The Provincial Assembly Chairperson, James Gumbi presided over the meeting and lamented the failure of the party to penetrate the rural electorate which since independence has been a major stranglehold of the ruling Zanu PF.
“As a party, we should take responsibility of the Zaka East by-election results because as a party we failed to come up with initiatives that resonate and touch the rural electorate.
“The rural areas have been a stranglehold of Zanu PF for a long time and the success of the MDC depends on our ability to sway the rural voters,” he said.
Political analysts who spoke to this publication put the blame squarely on the MDC leader, Nelson Chamisa and accused him of giving unrealistic promises to the rural electorate which has further driven a wedge between the party and the rural folk.
John Wood, a political analysts, said, “The reason why MDC keeps losing these by-elections in rural areas is because that party’s leadership is failing to come up with hard hitting programmes that improve the rural folk’s lives.
“Who remembers Chamisa’s promises during the election period, to build airports at every homestead, building spaghetti roads, and installing WIFI at every homestead, granted, they are ok ideas but the rural folk do not need these at the moment and they will never connect with these promises.”
Professor of African History at the University of Liverpool, Dr Diana Jeater, commenting on Chamisa’s electoral promises rubbished and described him as out of his depth and over-excited.
In another Provincial Assembly meeting in Manicaland, the Provincial Director for elections, Malven Tafirenyika Mudiwa indicated that MDC lost the 2018 harmonised elections, contrary to Chamisa’s claim that the party won.

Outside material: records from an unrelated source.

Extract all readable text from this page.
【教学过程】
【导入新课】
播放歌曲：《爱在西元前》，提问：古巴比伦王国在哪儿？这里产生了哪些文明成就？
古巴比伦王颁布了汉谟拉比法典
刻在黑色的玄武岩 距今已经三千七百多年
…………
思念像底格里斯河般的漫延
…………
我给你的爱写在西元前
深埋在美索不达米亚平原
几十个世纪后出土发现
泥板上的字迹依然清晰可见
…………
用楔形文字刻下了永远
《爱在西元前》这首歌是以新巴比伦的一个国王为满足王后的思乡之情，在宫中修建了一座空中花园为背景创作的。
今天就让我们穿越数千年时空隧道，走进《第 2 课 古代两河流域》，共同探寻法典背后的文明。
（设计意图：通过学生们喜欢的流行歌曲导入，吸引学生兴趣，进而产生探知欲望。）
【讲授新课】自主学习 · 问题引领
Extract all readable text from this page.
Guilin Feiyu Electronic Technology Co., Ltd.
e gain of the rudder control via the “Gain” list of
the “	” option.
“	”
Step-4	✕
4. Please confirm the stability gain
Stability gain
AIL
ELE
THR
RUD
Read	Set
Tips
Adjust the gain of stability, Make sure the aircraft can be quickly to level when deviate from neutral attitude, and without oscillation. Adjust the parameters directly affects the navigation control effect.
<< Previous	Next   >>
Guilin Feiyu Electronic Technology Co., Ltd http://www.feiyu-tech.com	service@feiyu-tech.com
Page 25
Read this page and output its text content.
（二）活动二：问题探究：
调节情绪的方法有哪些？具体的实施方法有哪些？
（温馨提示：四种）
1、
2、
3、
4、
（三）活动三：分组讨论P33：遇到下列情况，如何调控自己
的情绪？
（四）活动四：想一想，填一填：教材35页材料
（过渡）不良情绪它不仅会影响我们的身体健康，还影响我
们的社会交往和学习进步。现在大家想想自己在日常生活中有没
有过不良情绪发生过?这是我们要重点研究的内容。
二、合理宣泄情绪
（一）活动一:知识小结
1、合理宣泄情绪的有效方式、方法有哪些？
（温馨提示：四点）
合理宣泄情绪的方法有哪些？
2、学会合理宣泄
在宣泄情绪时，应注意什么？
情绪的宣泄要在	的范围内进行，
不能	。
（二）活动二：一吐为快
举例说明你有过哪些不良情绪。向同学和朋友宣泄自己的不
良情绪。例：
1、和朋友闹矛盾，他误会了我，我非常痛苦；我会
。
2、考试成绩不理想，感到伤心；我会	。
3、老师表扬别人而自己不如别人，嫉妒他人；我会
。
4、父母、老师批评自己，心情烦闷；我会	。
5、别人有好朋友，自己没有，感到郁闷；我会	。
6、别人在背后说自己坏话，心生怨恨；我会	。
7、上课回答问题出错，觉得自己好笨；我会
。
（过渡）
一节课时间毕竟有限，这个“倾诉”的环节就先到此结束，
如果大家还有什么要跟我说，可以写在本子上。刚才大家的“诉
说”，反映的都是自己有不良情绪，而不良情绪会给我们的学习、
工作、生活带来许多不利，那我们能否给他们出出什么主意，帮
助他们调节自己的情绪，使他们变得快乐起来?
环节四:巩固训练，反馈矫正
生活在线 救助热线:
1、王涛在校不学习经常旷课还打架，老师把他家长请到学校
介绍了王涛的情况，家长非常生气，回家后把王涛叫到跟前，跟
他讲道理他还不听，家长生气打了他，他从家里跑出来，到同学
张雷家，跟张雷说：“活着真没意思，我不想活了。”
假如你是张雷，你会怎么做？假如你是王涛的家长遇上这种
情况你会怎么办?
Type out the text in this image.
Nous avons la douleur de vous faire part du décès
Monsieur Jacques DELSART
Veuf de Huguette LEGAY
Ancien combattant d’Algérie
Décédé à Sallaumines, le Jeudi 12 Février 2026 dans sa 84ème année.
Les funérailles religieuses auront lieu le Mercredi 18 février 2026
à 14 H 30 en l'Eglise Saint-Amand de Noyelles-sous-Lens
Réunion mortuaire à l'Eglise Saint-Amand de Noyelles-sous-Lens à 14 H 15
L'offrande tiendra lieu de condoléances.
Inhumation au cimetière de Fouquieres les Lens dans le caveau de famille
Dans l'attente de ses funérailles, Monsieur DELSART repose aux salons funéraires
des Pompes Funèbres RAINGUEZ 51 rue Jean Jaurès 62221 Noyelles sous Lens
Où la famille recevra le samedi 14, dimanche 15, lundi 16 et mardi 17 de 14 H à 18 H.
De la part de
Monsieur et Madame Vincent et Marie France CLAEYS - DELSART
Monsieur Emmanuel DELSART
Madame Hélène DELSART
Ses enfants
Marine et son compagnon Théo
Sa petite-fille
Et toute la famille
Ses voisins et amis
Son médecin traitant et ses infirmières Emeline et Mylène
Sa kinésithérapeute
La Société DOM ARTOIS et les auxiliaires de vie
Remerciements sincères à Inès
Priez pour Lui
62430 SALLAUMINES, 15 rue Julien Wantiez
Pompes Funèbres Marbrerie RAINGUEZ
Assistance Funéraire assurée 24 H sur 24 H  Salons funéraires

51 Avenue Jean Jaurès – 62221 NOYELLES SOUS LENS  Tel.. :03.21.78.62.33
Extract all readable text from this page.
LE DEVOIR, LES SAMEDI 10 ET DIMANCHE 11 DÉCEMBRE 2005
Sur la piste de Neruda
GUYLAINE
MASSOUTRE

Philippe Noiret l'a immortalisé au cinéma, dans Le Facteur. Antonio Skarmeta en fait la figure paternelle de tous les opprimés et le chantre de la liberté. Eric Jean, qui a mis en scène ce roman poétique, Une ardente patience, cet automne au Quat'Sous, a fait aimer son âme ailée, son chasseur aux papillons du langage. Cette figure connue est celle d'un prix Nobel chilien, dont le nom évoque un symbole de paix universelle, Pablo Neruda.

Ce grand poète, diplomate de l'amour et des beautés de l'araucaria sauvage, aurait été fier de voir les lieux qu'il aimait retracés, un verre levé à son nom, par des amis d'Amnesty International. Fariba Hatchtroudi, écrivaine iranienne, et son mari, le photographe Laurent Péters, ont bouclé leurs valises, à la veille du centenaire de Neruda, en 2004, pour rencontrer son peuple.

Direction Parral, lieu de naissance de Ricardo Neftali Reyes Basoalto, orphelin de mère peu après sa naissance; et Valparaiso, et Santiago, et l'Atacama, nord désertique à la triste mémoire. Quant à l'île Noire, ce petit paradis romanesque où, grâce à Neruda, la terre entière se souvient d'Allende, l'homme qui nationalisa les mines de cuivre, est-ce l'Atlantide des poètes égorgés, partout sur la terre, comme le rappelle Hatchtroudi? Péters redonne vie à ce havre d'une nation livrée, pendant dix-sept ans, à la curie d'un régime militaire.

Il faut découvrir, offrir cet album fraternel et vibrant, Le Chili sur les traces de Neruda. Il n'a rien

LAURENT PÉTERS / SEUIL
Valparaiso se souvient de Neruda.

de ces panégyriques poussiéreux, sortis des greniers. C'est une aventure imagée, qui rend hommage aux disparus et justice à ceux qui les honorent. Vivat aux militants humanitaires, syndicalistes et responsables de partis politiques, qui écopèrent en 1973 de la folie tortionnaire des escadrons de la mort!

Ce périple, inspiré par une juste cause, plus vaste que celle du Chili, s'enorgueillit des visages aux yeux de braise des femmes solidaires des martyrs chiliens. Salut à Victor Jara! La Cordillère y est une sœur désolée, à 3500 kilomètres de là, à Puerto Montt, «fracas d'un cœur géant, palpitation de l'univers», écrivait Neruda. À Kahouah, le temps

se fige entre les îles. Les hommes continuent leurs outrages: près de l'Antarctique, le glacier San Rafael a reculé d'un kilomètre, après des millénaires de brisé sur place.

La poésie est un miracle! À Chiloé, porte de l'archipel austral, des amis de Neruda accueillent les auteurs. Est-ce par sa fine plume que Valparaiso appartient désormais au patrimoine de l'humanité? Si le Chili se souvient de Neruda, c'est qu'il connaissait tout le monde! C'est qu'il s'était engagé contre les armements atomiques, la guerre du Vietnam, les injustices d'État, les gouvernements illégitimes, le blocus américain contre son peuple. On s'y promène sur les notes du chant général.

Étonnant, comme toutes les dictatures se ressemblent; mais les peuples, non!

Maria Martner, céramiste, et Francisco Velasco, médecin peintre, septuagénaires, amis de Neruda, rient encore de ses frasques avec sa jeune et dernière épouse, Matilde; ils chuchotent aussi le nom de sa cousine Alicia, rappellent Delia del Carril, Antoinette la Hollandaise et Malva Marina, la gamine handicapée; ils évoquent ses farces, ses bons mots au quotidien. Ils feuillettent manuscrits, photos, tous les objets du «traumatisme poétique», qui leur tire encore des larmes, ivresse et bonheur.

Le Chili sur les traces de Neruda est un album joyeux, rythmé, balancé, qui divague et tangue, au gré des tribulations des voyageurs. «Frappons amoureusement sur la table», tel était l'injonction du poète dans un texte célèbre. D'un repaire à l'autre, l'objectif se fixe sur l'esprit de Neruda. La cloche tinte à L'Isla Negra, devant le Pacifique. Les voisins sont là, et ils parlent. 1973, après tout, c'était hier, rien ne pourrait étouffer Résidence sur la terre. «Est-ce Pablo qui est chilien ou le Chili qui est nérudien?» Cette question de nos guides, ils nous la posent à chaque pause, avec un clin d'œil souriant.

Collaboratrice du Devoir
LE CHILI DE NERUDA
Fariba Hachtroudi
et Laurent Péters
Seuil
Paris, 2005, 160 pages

Mudiwa cited disunity as that party’s biggest undoing.
Woods complemented Mudiwa’s assertion, claiming that Chamisa had to deal decisively with the disunity in the party, instead of being at the centre of it.
“Chamisa should stop fuelling disunity in the party and work to unite his troops. Bulawayo province has been the hardest hit with reports of squabbles on a daily basis,” he said.
Ever since the 2018 harmonised elections, Chamisa has claimed that he won the Presidential race and that President Emmerson Mnangagwa is illegitimate, a notion that is now being dismissed by even his strongest sympathisers.
In 2014, the now Vice President, Tendai Biti shocked the nation when he openly admitted that Zanu PF’s policies resonate with the electorate. He added that Zanu PF initiates programmes that touch the rural electorate unlike the MDC, whose policies are complicated and detached from the electorate.
More recently, even an MDC sympathiser, Hopewell Chin’ono, declared that the MDC would never win an election without the rural constituency, but it seems his advice fell on deaf ears.